Os colegas ficaram visivelmente atordoados.
“Essa notícia me atingiu muito e reservo mais comentários até ter tempo de processá-la”, disse emocionada Anita Anand, presidente do Departamento do Tesouro.
Trudeau tem estado sob pressão há meses por deputados liberais preocupados com os fracos números das pesquisas do partido, em parte devido à insatisfação com os preços elevados.
Mas ele está seguro por enquanto porque os líderes políticos do Canadá são escolhidos através de convenções especiais.
Decisão “bomba”
“Isto é uma bomba”, disse Nelson Wiseman, professor de ciências políticas na Universidade de Toronto. “Penso que o problema dos liberais é que não têm um mecanismo para destituir Trudeau. Somente uma revolta faccional completa poderia causar isso.”
Os rendimentos dos títulos do governo canadense de 10 anos subiram para o nível mais alto desde 28 de novembro. Mais recentemente, aumentaram 4,2 pontos base, para 3,2%. O dólar canadense enfraqueceu para uma baixa de quatro anos e meio de 1,4268 por dólar americano, antes de mudar de curso.
Relatos da mídia nacional disseram que Freeland e Trudeau entraram em conflito sobre uma proposta do governo para incentivos fiscais temporários e outras medidas de gastos.
“Nas últimas semanas, você e eu discordamos sobre o melhor caminho a seguir para o Canadá”, disse Freeland em uma carta a Trudeau publicada no X.
Freeland disse que a ameaça de novas tarifas dos EUA era uma ameaça séria.

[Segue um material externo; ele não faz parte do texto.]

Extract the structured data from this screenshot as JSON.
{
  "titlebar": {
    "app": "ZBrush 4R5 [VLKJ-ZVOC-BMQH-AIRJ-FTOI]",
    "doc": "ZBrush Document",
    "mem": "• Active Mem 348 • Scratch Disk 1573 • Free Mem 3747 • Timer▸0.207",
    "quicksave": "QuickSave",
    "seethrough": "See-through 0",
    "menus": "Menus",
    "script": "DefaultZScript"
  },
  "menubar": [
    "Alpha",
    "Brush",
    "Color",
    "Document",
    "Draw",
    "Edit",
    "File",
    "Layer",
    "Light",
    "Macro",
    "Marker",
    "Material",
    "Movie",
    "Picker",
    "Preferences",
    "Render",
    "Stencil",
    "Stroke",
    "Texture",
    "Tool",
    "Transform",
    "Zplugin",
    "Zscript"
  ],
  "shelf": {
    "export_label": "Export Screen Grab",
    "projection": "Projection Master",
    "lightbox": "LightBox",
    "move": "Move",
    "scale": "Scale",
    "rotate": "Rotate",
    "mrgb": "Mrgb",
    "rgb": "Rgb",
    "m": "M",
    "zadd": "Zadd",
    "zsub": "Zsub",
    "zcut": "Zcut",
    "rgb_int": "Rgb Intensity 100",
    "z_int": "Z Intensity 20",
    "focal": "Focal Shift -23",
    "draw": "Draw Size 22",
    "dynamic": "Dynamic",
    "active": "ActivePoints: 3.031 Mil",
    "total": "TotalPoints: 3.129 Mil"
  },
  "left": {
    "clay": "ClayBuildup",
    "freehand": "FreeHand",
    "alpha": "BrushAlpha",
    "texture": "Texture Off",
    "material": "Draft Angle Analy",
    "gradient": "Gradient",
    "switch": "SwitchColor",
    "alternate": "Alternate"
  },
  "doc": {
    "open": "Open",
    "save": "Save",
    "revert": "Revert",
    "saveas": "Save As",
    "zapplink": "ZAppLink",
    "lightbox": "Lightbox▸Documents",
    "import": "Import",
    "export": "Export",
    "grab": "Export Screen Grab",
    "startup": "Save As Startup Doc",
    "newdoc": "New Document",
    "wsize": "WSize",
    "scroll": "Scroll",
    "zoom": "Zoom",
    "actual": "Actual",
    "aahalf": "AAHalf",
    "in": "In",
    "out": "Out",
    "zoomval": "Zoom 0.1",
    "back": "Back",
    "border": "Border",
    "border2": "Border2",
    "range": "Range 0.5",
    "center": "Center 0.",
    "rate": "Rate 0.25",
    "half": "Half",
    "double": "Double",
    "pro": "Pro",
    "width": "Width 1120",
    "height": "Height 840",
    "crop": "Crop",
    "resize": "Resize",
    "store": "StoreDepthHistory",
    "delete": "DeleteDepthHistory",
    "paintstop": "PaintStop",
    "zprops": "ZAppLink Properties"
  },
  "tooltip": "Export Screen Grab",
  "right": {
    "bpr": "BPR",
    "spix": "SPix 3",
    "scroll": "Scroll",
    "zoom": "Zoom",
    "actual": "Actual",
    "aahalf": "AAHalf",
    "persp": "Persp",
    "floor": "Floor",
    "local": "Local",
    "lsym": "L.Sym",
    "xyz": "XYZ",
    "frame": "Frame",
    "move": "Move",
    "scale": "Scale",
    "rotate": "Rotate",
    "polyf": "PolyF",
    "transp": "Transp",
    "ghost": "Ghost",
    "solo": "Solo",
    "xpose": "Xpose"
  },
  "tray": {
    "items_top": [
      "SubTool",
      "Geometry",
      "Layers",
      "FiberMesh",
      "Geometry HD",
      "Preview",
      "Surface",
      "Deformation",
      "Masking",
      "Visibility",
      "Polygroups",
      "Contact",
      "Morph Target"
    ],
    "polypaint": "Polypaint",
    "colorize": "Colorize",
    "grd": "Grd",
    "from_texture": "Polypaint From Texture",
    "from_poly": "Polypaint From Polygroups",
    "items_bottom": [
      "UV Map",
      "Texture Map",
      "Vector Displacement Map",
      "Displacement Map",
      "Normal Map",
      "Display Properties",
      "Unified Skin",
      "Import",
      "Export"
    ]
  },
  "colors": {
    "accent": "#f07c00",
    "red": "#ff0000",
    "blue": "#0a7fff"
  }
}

“Isso significa manter o nosso orçamento seco hoje, para que tenhamos as reservas de que poderemos precisar para uma guerra tarifária. Isso significa renunciar a jogos políticos dispendiosos que mal podemos pagar”, escreveu ela.
Quando Trump chegou ao poder em 2017, prometeu anular o acordo trilateral de comércio livre com o Canadá e o México. Freeland desempenhou um papel importante na renegociação do pacto e na salvação da economia do Canadá, que é fortemente dependente dos Estados Unidos.
Embora as tensões entre primeiros-ministros e primeiros-ministros não sejam incomuns – o primeiro ministro das Finanças de Trudeau demitiu-se em 2020 devido a uma disputa sobre gastos – o nível de abuso na carta de Freeland era notável para os padrões canadianos.
“Na sexta-feira, você me informou que não queria mais que eu servisse como seu ministro das Finanças e me ofereceu outro cargo no gabinete… Você deixou claro que eu não desfrutava mais dessa confiança e da autoridade que a acompanhava.” Freeland disse.
“Depois de pensar sobre isso, cheguei à conclusão de que o único caminho honesto e viável para mim é renunciar ao Gabinete.”
Freeland deixou a empresa no mesmo dia em que o ministro da Habitação, Sean Fraser, anunciou sua demissão por motivos familiares. Outros seis ministros já se demitiram ou anunciaram que não se candidatarão nas próximas eleições.
Antes de entrar na política em 2013, Freeland trabalhou como jornalista e em cargos editoriais seniores em diversas empresas de mídia, incluindo o Financial Times, o Globe and Mail e a Reuters News, onde trabalhou de 2010 a 2013.
Um possível substituto poderia ser o ex-governador do Banco do Canadá, Mark Carney, que já atua como conselheiro económico de Trudeau. Contudo, Carney não é um legislador e a tradição determina que ele deve concorrer a um assento na câmara eleita da Câmara dos Comuns.